In this study, two different groups of sera were chosen to verify the sensitivity and specificity of CLIA. In respective study, no serum showed a difference between CLIA and TPPA. And CLIA performed with an agreement of 99.5% and showed a positive correlation with the titer of TPPA for most of samples in the prospective study. While agreeing quite well with TPPA in respective experiment, CLIA seemed to be of higher sensitivity than TPPA in primary syphilis. Two sera from primary syphilis showed indeterminate in TPPA were apparently identical to that determined by CLIA. As specific recombinant antigens of T. pallidum were used in a sandwich manner, which guarantees the specificity of CLIA. False positive or negative results didn't occur in CLIA, while there existed eight equivocal results in TPPA. Therefore, CLIA should be an appropriate alternative to TPPA for use as a confirmatory test, or be used to resolve those equivocal results in TPPA as another treponemal test.
Some samples included four latent and two treated syphilis cases exhibited high titer in TPPA but faint reaction in CLIA. It may be explained that the discordant results due to the different antigens used in different kits. Some studies described that antigens showed different antibody reactivity at different syphilitic stages . TPPA kit is manufactured using whole pathogenic T. pallidum strain, while CLIA kit used several recombinant antigens of T. pallidum. So CLIA only detected antibodies to these recombinant antigens, but TPPA can detect the antibodies to the whole antigens of T. pallidum.
The treponemal tests usually remain positive throughout the patient life and cannot distinguish recent versus remote or previous treated infections. In order to avoid excessive therapy, the consideration of the clinical symptoms should be required and nontreponemal tests such as TRUST or the RPR are commonly used. Quantitative tests allow for the establishment of a baseline titer, which will make possible evaluation of recent infection and response to treatment. This also allows for the detection of reinfection or relapse in patients with a persistently reactive titer. But the nontreponemal tests have a high rate of biological false-positive results. The rate of biological false positive results was nearly 0.53% in the prospective study and false-positive tests often occurred in samples from the young women.

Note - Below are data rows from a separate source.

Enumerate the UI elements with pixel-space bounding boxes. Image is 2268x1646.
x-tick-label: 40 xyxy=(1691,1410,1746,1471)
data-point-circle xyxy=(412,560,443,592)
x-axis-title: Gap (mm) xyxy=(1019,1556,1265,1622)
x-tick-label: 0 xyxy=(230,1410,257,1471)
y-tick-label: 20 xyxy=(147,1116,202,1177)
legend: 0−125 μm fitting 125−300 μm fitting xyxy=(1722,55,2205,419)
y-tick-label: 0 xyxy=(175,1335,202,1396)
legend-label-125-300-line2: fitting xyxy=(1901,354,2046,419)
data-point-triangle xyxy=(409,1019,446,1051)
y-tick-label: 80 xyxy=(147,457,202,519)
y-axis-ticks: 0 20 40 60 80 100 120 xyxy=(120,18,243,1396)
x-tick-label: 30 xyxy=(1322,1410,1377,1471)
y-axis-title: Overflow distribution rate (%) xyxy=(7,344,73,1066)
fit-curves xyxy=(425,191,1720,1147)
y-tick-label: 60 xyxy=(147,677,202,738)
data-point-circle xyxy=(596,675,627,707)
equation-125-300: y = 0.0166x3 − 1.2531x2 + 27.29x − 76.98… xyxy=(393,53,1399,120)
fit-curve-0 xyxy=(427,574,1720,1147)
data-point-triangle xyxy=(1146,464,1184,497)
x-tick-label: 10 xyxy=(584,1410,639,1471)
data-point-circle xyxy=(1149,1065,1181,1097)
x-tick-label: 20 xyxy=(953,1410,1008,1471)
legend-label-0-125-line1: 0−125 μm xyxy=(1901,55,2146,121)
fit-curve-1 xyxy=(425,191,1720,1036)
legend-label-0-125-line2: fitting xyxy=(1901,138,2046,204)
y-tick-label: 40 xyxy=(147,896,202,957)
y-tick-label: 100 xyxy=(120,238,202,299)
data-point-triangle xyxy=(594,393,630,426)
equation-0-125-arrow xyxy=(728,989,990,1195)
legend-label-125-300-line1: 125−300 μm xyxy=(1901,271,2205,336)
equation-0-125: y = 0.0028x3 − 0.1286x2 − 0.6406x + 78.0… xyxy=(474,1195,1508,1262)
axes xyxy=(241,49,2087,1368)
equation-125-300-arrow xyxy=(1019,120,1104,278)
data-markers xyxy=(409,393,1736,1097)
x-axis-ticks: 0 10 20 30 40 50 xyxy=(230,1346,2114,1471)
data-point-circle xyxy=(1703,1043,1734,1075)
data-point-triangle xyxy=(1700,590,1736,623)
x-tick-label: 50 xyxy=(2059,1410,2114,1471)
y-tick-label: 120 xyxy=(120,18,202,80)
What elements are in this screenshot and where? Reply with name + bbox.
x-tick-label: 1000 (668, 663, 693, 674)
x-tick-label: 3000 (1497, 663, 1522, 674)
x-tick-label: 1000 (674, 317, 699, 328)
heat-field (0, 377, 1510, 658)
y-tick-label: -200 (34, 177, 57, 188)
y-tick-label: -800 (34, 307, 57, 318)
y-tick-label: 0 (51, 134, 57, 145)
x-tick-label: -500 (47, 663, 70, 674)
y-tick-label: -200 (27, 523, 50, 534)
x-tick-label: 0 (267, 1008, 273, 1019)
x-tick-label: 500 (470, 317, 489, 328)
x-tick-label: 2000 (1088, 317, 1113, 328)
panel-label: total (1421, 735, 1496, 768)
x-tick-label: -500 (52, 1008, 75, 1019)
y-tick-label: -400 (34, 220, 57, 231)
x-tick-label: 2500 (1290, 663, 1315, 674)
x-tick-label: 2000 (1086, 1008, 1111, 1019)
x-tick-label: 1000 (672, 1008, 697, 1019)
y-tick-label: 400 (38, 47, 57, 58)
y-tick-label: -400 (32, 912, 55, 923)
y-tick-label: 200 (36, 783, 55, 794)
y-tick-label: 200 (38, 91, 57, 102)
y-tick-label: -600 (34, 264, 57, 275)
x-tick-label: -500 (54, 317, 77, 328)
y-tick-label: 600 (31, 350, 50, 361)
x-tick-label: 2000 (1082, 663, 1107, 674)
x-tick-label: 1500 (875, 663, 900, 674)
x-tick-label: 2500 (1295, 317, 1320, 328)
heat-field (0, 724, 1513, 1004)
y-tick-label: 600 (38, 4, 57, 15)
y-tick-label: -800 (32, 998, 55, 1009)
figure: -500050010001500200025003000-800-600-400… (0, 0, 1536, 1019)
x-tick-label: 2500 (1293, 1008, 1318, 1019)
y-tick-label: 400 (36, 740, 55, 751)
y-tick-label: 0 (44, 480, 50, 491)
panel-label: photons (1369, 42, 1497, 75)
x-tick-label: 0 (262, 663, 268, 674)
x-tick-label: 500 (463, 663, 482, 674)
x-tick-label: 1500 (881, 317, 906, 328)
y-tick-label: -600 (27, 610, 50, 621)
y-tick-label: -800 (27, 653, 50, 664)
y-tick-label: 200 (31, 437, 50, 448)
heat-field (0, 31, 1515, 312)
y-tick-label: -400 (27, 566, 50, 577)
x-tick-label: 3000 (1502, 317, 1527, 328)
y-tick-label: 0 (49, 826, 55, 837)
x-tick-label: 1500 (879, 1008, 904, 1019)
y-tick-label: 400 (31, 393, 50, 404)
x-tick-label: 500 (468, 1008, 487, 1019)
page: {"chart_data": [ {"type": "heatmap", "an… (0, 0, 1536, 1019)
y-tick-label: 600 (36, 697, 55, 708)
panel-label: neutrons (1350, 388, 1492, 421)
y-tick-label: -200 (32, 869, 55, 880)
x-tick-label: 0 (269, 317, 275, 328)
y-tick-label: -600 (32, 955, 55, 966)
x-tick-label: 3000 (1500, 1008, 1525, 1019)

In a conclusion, CLIA can be used as an automated method for the detection of treponemal antibodies in human serum. With a high sensitivity, it may be suitable for screening the large scale sample following a nontreponemal screening test. If it is placed into routine use in the clinical laboratory, its interpretation must be combined with clinical signs or symptoms and results from other tests to diagnose patients having syphilis or not.